English report
AS-HOPE 事業報告
事業番号:AS-23-019-2
野生ボルネオ・オランウータンの繁殖に関する研究
報告者:久世 濃子
期間:2012/2/12 - 2012/2/19
申請者は、2種3亜種に分類されているオランウータンの中でも、最も出産間隔が短い可能性が指摘されている亜種、Pongo pygmaeus morioの野生個体を対象として、初産年齢、出産間隔、乳児死亡率などの繁殖パラメーターを明らかにすると共に、これらのパラメータに影響を与える要因を特定することを目的に研究を行っている。申請者が2005年より継続して調査を行っているダナムバレー自然保護区では、2010年に出産して育児中の雌が1頭、2011年2月に第一子を出産した若雌が1頭、2011年5月に出産した経産雌が1頭、2011年11月時点で妊娠可能な雌が2頭いたので、これらの雌の追跡調査と出産及び子の生存状況に関するデータを収集するために渡航した。

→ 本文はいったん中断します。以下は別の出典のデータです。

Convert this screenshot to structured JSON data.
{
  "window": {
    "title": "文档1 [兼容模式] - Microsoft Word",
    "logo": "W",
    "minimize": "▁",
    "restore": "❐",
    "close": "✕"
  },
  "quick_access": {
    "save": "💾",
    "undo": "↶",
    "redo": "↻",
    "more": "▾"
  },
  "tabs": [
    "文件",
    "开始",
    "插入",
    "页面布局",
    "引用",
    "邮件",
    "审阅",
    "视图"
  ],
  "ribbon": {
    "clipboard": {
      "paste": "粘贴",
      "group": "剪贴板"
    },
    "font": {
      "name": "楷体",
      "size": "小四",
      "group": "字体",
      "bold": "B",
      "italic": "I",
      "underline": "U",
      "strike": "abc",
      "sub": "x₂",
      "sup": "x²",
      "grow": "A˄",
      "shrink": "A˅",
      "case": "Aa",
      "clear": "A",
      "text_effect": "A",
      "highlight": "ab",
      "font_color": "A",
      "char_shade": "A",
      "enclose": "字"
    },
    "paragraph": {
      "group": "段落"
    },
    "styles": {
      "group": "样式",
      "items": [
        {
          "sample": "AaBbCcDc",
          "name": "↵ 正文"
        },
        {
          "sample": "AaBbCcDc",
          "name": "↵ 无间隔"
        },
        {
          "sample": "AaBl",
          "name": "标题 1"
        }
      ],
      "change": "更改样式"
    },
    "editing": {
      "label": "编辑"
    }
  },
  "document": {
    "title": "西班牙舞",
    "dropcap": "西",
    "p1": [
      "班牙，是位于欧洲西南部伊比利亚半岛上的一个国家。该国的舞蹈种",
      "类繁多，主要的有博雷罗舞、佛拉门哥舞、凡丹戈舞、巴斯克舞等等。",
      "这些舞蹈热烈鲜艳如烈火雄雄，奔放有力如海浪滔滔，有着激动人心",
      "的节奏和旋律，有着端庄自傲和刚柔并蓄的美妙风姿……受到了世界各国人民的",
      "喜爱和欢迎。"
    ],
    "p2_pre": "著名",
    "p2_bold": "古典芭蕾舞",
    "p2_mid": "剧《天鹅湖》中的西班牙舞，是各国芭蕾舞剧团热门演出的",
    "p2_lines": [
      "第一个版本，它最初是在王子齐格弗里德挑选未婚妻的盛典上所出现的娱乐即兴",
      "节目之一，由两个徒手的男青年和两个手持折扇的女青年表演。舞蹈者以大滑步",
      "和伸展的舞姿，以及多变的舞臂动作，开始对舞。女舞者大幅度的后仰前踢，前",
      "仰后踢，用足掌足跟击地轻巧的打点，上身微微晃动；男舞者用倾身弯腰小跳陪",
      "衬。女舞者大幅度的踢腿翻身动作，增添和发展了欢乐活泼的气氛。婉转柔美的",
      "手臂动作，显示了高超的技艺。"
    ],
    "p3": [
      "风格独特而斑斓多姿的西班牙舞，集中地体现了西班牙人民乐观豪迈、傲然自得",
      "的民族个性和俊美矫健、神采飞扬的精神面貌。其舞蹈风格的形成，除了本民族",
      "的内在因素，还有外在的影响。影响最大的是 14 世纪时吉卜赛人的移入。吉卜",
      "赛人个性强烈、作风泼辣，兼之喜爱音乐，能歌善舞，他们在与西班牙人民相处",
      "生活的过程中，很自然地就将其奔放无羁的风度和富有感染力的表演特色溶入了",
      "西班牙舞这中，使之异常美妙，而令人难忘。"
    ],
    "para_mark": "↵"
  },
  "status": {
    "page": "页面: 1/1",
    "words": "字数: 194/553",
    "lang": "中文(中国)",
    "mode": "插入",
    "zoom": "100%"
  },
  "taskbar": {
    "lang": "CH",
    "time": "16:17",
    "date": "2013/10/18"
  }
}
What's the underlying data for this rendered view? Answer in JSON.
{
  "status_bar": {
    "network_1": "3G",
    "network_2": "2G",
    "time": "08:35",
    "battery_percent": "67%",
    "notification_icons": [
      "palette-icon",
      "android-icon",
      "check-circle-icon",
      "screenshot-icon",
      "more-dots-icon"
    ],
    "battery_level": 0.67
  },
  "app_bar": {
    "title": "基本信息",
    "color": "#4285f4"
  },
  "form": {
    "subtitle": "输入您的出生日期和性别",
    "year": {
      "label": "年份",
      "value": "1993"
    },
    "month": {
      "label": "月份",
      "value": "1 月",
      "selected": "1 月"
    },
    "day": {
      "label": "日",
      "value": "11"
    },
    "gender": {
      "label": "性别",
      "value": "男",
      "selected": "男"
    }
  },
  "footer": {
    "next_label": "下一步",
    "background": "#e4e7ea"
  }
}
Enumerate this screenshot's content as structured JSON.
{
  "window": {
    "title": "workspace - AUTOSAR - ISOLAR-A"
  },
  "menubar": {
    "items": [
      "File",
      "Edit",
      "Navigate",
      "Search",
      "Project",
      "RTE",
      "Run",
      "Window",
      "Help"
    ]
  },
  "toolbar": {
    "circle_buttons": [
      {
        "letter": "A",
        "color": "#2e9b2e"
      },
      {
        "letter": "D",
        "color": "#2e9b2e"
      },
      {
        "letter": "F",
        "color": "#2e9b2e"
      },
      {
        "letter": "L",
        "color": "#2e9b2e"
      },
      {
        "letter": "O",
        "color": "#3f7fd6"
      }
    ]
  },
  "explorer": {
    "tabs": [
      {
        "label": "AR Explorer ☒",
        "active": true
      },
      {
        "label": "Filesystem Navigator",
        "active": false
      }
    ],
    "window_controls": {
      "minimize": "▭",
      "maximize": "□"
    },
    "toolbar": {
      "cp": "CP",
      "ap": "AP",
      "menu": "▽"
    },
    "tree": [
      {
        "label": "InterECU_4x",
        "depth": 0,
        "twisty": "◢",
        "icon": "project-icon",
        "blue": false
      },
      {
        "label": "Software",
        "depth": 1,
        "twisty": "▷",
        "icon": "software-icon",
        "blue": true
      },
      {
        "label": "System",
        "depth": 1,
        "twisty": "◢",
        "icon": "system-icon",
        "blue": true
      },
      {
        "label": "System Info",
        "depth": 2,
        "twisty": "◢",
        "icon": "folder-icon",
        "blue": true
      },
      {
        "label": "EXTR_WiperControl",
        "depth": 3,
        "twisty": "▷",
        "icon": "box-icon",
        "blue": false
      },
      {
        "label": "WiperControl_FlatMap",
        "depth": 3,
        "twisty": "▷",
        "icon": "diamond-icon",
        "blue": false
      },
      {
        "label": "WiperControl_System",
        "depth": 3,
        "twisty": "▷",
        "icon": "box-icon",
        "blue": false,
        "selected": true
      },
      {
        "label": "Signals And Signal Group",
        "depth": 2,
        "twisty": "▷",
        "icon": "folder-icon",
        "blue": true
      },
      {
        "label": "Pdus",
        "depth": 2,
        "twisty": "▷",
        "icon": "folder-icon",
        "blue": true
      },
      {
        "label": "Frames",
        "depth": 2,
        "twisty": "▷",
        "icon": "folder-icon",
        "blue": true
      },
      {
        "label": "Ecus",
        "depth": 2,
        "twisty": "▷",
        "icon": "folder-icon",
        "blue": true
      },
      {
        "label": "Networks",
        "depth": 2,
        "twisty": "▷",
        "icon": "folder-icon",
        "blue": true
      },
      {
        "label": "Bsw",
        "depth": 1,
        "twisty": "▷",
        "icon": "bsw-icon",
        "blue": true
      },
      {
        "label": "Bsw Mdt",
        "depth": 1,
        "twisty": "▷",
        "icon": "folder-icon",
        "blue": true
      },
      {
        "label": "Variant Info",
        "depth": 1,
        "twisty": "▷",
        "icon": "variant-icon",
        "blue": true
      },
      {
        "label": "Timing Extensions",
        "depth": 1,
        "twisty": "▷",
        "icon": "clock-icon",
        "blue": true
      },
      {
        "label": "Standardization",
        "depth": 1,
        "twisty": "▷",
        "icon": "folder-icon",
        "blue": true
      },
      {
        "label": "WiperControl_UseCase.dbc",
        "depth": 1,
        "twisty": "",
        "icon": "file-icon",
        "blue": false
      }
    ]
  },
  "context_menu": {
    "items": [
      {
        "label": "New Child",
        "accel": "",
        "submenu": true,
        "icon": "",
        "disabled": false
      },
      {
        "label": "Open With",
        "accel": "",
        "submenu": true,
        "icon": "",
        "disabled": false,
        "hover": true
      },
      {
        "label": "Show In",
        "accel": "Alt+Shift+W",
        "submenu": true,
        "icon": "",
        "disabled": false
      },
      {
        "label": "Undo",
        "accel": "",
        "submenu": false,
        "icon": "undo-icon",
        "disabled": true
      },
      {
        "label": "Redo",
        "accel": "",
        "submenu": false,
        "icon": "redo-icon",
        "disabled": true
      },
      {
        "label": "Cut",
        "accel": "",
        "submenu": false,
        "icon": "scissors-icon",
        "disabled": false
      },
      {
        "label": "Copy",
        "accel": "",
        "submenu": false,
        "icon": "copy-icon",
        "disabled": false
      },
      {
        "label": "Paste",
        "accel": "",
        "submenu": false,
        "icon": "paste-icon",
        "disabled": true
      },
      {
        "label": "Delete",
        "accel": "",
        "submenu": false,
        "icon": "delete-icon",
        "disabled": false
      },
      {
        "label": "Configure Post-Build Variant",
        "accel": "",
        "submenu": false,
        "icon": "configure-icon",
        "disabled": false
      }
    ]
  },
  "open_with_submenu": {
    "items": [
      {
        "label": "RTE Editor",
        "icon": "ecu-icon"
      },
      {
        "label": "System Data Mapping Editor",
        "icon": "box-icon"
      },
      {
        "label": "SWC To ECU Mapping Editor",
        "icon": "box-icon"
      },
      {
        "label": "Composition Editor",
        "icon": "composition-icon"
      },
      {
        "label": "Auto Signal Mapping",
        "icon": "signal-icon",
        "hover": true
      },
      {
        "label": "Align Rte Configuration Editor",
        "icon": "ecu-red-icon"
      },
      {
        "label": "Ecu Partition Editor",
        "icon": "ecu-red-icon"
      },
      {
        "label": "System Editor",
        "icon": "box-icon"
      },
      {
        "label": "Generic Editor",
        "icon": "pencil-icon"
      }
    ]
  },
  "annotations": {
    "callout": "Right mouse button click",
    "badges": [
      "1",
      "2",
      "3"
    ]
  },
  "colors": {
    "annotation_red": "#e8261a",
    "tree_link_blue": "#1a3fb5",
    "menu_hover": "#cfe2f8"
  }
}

2月13日にコタキナバルで、共同研究者であるサバ州野生生物局オフィサーのPeter Malim氏と面会し、今後の調査研究について打ち合わせした。2月14日~2月17日に調査地であるダナムバレー森林保護区に滞在し、現地調査助手とともに2日間、オランウータンの追跡を行うと共に、2011年12月~2012年1月に調査助手が収集した観察記録、ビデオ、写真を確認した。2010年~2011年5月に出産した母子3組については、母子ともに健康であることを確認した。また2011年に産まれたコドモ2頭の性別がようやく確認できたので、名前をつけた。2011年11月の時点で妊娠可能だった雌2頭については、健康だがまだ妊娠していないことを確認した。以上により短期間の調査であったが、雌の繁殖状況を確認するという調査の目的をほぼ達成することができた。2月18日にはサバ大学のHenry Bernard博士を訪問し、今後の調査計画について打ち合わせする予定だったが、。身内に不幸があったとのことで、急にキャンセルとなった。